Post by Thunderstone »



I need to index just portions of some 130 sites. I know that I could use
-jurl: to elimate lower protions of the web tree, but it would take a fair
wmount of effort to maintain this list. Is there a way to default
webinators behaviour to just include include those pages that reside in
the specified directory structure that contains the entry URL ie:
http://www.osstf.on.ca/private/security.html
would result in www.osstf.on.ca/private's directory structure only, not
any other portion of the www.osstf.on.ca website?

User avatar
Thunderstone
Site Admin
Posts: 2504
Joined: Wed Jun 07, 2000 6:20 pm

Webinator 1.3

Post by Thunderstone »




Sorry, there's currently no direct way to do what you're asking.

On unix systems having the "dirname" command, you can simulate it with a
shell script containing something similar to this:

#!/bin/sh
url="$1"
dir="`dirname $url`"
gw OTHER_OPTIONS_HERE -j$dir/ $url

Replace "gw" above with "echo" to see what it's doing.
User avatar
Thunderstone
Site Admin
Posts: 2504
Joined: Wed Jun 07, 2000 6:20 pm

Webinator 1.3

Post by Thunderstone »



I have a list of 50 odd sites that are currently being indexed using a
sparcstation 5. I'm using the command:

gw -d/home/http/docs/unions "&/home/http/docs/unions/fqdn.txt"
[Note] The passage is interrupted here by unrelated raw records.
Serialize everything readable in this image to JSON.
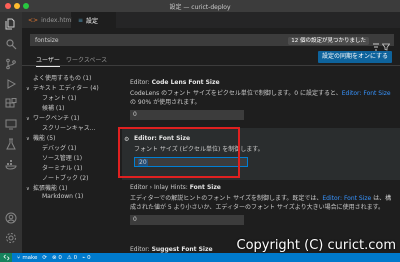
{
  "window": {
    "title": "設定 — curict-deploy",
    "traffic_colors": [
      "#ff5f57",
      "#febc2e",
      "#28c840"
    ]
  },
  "activity_bar": {
    "icons": [
      "files-icon",
      "search-icon",
      "source-control-icon",
      "run-debug-icon",
      "extensions-icon",
      "remote-explorer-icon",
      "testing-icon",
      "docker-icon",
      "account-icon",
      "manage-gear-icon"
    ]
  },
  "tabs": [
    {
      "label": "index.html",
      "icon": "<>",
      "active": false
    },
    {
      "label": "設定",
      "icon": "≡",
      "active": true
    }
  ],
  "search": {
    "query": "fontsize",
    "result_count": "12 個の設定が見つかりました"
  },
  "scope": {
    "user": "ユーザー",
    "workspace": "ワークスペース",
    "sync_button": "設定の同期をオンにする"
  },
  "toc": [
    {
      "label": "よく使用するもの (1)",
      "chevron": "",
      "indent": 0
    },
    {
      "label": "テキスト エディター (4)",
      "chevron": "∨",
      "indent": 0
    },
    {
      "label": "フォント (1)",
      "chevron": "",
      "indent": 1
    },
    {
      "label": "候補 (1)",
      "chevron": "",
      "indent": 1
    },
    {
      "label": "ワークベンチ (1)",
      "chevron": "∨",
      "indent": 0
    },
    {
      "label": "スクリーンキャス...",
      "chevron": "",
      "indent": 1
    },
    {
      "label": "機能 (5)",
      "chevron": "∨",
      "indent": 0
    },
    {
      "label": "デバッグ (1)",
      "chevron": "",
      "indent": 1
    },
    {
      "label": "ソース管理 (1)",
      "chevron": "",
      "indent": 1
    },
    {
      "label": "ターミナル (1)",
      "chevron": "",
      "indent": 1
    },
    {
      "label": "ノートブック (2)",
      "chevron": "",
      "indent": 1
    },
    {
      "label": "拡張機能 (1)",
      "chevron": "∨",
      "indent": 0
    },
    {
      "label": "Markdown (1)",
      "chevron": "",
      "indent": 1
    }
  ],
  "settings": {
    "codelens": {
      "prefix": "Editor: ",
      "title": "Code Lens Font Size",
      "desc_a": "CodeLens のフォント サイズをピクセル単位で制御します。0 に設定すると、",
      "desc_link": "Editor: Font Size",
      "desc_b": " の 90% が使用されます。",
      "value": "0"
    },
    "fontsize": {
      "prefix": "Editor: ",
      "title": "Font Size",
      "desc": "フォント サイズ (ピクセル単位) を制御します。",
      "value": "20"
    },
    "inlay": {
      "prefix": "Editor › Inlay Hints: ",
      "title": "Font Size",
      "desc_a": "エディターでの解説ヒントのフォント サイズを制御します。既定では、",
      "desc_link": "Editor: Font Size",
      "desc_b": " は、構成された値が 5 より小さいか、エディターのフォント サイズより大きい場合に使用されます。",
      "value": "0"
    },
    "suggest": {
      "prefix": "Editor: ",
      "title": "Suggest Font Size"
    }
  },
  "statusbar": {
    "branch": "make",
    "sync": "⟳",
    "errors": "⊗ 0",
    "warnings": "⚠ 0",
    "ports": "⌁ 0"
  },
  "watermark": "Copyright (C) curict.com"
}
I have mistakenly pressed the Control C on this index and stopped it from
indexing two separate time (No I'm not going to ask how do I disable the
control C or the break let me go on:-). Not understanding the todo list
made me first wipe the database
gw -w -d/home/http/docs/webinator/unions
seeing the size of the database files not change I decided to delete all the
files in the union directory and restarting the index process again from
scratch. I now have now had gw running continuously on for about 16
hours with a count of 7477/86129. The database todo list indicates that
there 2530 urls still in the todo database. Is this typical performance of
the webinator with on walker. Should I start another walker with the
following options to get antoher process working on the same todo
list?
gw -d/homehttp/docs/webinator/unions

User avatar
Thunderstone
Site Admin
Posts: 2504
Joined: Wed Jun 07, 2000 6:20 pm

Webinator 1.3

Post by Thunderstone »




You could have resumed the walk where it left off with:
gw -d/home/http/docs/unions


You wanted to do "-wipe" not "-w". They are different (see below).
gw -wipe -d/home/http/docs/webinator/unions


There are 3 major factors governing the speed of web walking:
1. The speed of the web server being indexed
2. The network bandwidth between the indexer and indexee
3. The -w option of gw

We have no control over the first 2, but the default behavior of gw is to wait
5 seconds between page requests. You can decrease the wait period with the
"-w" option (see http://www.thunderstone.com/gwman/node22.html).

You can also run another copy of gw as you suggested if you have sufficient
horsepower and network bandwidth.

WARNING: Don't be mean to other peoples' servers by fetching too fast unless
you have gotten their agreement.